Kidney function equation (eGFR) transition for life insurance testing panels

June 5, 2023

As a leader in the life insurance industry, ExamOne is committed to ensuring our clients are using current and accurate laboratory testing equipment and methodologies. About 37 million people in the United States are currently affected by chronic kidney disease (CKD), and the prevalence of ensuing kidney failure is rising.1 Insurance underwriting has used an estimated glomerular filtration rate (eGFR) that detects CKD and other kidney functions for many years.

In 2021, a task force convened by the National Kidney Foundation (NKF) and American Society of Nephrology (ASN) released the race-free equation for calculating eGFR from serum creatinine called the CKD-EPI 2021 equation.2 The report states that this equation provides an unbiased and most reasonably accurate estimation of GFR and recommends adopting this equation over others being used so that laboratories, clinicians, patients, and public health officials can make informed decisions to ensure equity and personalized care for patients with kidney diseases.

Quest Diagnostics and ExamOne are committed to adopting the recommendations from the NKF. Quest has transitioned clinical reporting to the 2021 race-free eGFR equation. And in the summer of 2023, ExamOne will also start transitioning to report insurance-laboratory eGFR values as calculated through the CKD-EPI 2021 equation.

As applicant race has long been an excluded variable in life insurance underwriting, the practical impact of this change for most carriers should be small. ExamOne data products tools have used race-neutral eGFR formulas since their inception and will be unaffected.

All clients requesting eGFR for the first time will automatically be set up with the CKD-EPI Creatinine 2021 equation.

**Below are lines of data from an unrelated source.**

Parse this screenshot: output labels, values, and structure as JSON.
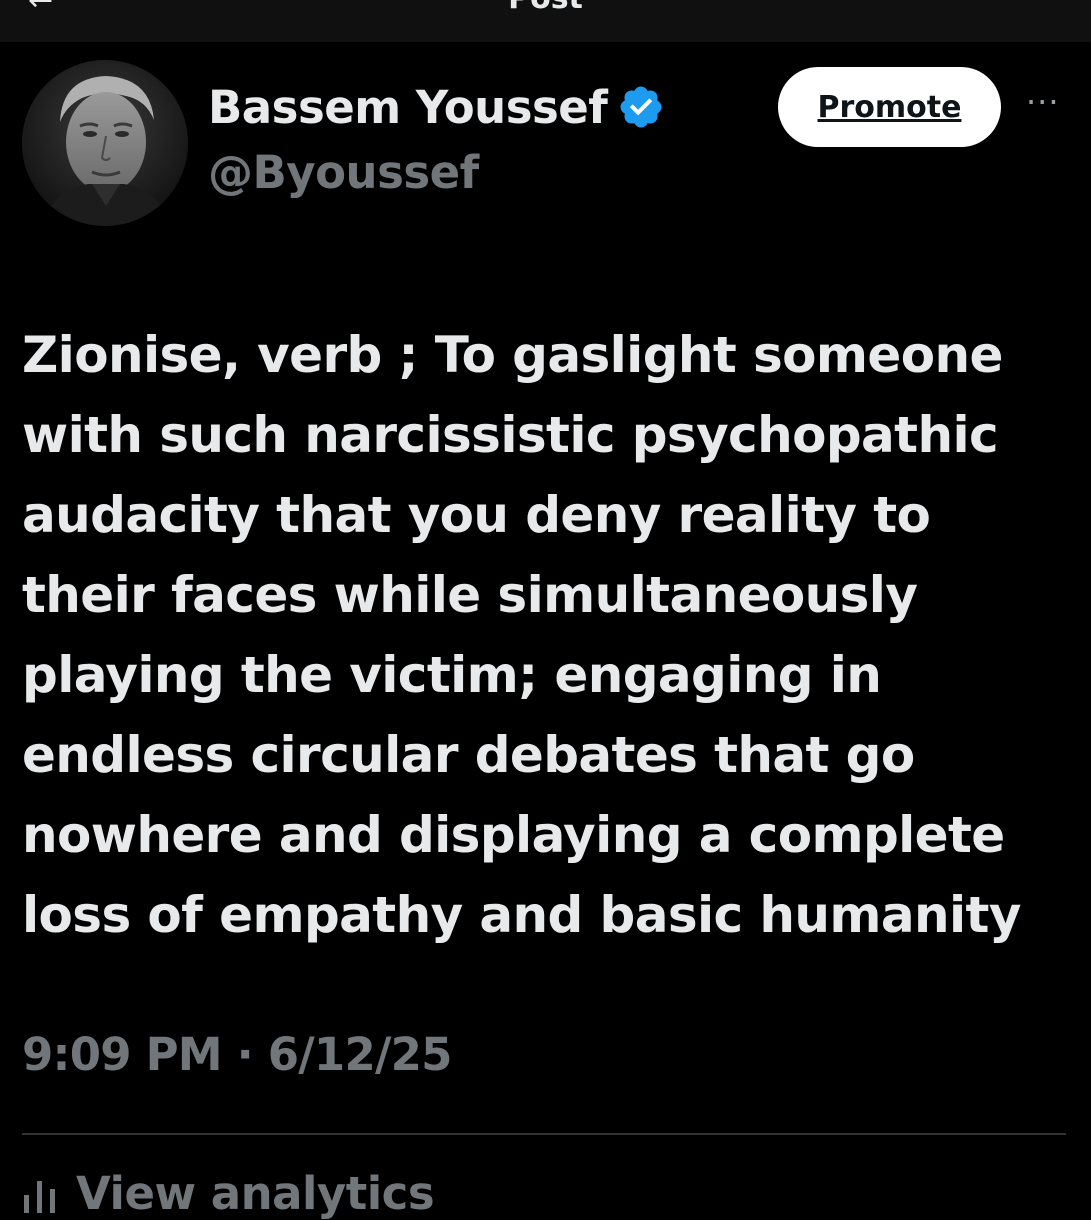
{
  "header": {
    "title": "Post",
    "back_icon": "arrow-left-icon"
  },
  "author": {
    "display_name": "Bassem Youssef",
    "handle": "@Byoussef",
    "verified_icon": "verified-badge-icon",
    "verified_color": "#1d9bf0"
  },
  "actions": {
    "promote_label": "Promote",
    "more_icon": "more-horizontal-icon",
    "more_glyph": "···"
  },
  "post": {
    "text": "Zionise, verb ; To gaslight someone\nwith such narcissistic psychopathic\naudacity that you deny reality to\ntheir faces while simultaneously\nplaying the victim; engaging in\nendless circular debates that go\nnowhere and displaying a complete\nloss of empathy and basic humanity",
    "timestamp": "9:09 PM · 6/12/25"
  },
  "footer": {
    "analytics_label": "View analytics",
    "analytics_icon": "bar-chart-icon"
  },
  "colors": {
    "background": "#000000",
    "text_primary": "#e7e9ea",
    "text_secondary": "#71767b",
    "divider": "#2f3336",
    "promote_bg": "#ffffff"
  }
}
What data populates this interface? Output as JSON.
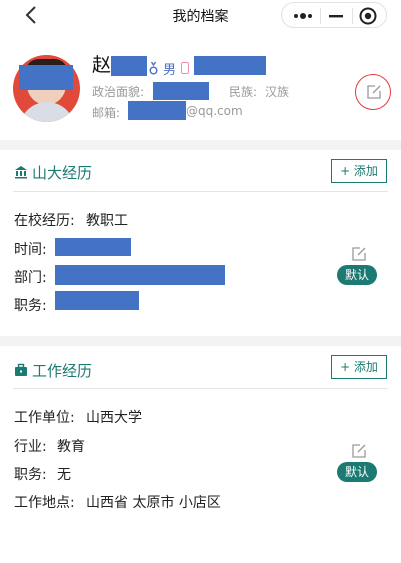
{
  "nav": {
    "title": "我的档案",
    "back_icon": "chevron-left-icon",
    "more_icon": "more-dots-icon",
    "minimize_icon": "minimize-icon",
    "close_icon": "target-close-icon"
  },
  "profile": {
    "surname": "赵",
    "gender": "男",
    "political_label": "政治面貌:",
    "ethnicity_label": "民族:",
    "ethnicity_value": "汉族",
    "email_label": "邮箱:",
    "email_suffix": "@qq.com",
    "redaction_color": "#4472c4",
    "edit_ring_color": "#e43a3a"
  },
  "sections": [
    {
      "title": "山大经历",
      "icon": "university-icon",
      "add_label": "+ 添加",
      "rows": [
        {
          "label": "在校经历:",
          "value": "教职工"
        },
        {
          "label": "时间:",
          "value": ""
        },
        {
          "label": "部门:",
          "value": ""
        },
        {
          "label": "职务:",
          "value": ""
        }
      ],
      "badge": "默认"
    },
    {
      "title": "工作经历",
      "icon": "briefcase-icon",
      "add_label": "+ 添加",
      "rows": [
        {
          "label": "工作单位:",
          "value": "山西大学"
        },
        {
          "label": "行业:",
          "value": "教育"
        },
        {
          "label": "职务:",
          "value": "无"
        },
        {
          "label": "工作地点:",
          "value": "山西省 太原市 小店区"
        }
      ],
      "badge": "默认"
    }
  ],
  "theme": {
    "accent": "#1b7a72",
    "divider": "#f3f3f3"
  }
}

Clients currently using other eGFR equations will be contacted by their Account Manager with details on how to implement their migration to the new equation.

Please contact your ExamOne representative with any additional questions.


1 Centers for Disease Control and Prevention. Chronic kidney disease in the United States, 2021. Updated March 4, 2021. Accessed May 12, 2022.

2 NKF and ASN release new way to diagnose kidney diseases. National Kidney Foundation/American Society of Nephrology Task Force. Press release; September 23, 2021.